About 220 of HuffPost’s eligible 350 employees signed authorization cards, asking management at the online news aggregator to recognize their union status under WGAE. That union currently represents about 4,000 media workers.

HuffPost management will now either choose to recognize the union, or require employees to vote on representation via an election conducted with the National Labor Relations Board.

Call it a sign of the times. While the notion of digital media employees unionizing seemed inconceivable several years ago, Gawker, Salon, ThinkProgress, Vice Media, Al-Jazeera America and The Guardian US have all done so recently.

If represented by WGAE, Huffington Post would be the largest unionized digital media group.
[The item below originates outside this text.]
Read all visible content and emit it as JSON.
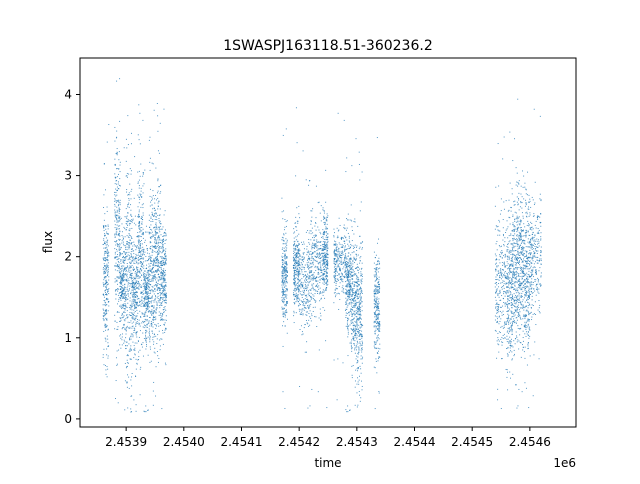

The announcement of employees' support for representation came with a statement from HuffPost’s organizing committee, which reported that “employees came together to form a union to ensure that we have a voice in the company’s future."

“A union is a practical way to both preserve what’s working and advocate for necessary changes,” the statement continued. “In just a few months, staff across the country united around key issues including: transparent and equitable compensation, clear job responsibilities, editorial freedom and independence, diversity in the newsroom and consistent management protocols on hiring, firing and discipline.”

Rumors of HuffPost employees’ efforts to unionize first became public in October, provoking HuffPost co-founder and editor-in-chief Arianna Huffington to express her support for the idea, claiming in a statement that "a union is a practical way to both preserve what's working and advocate for necessary changes.”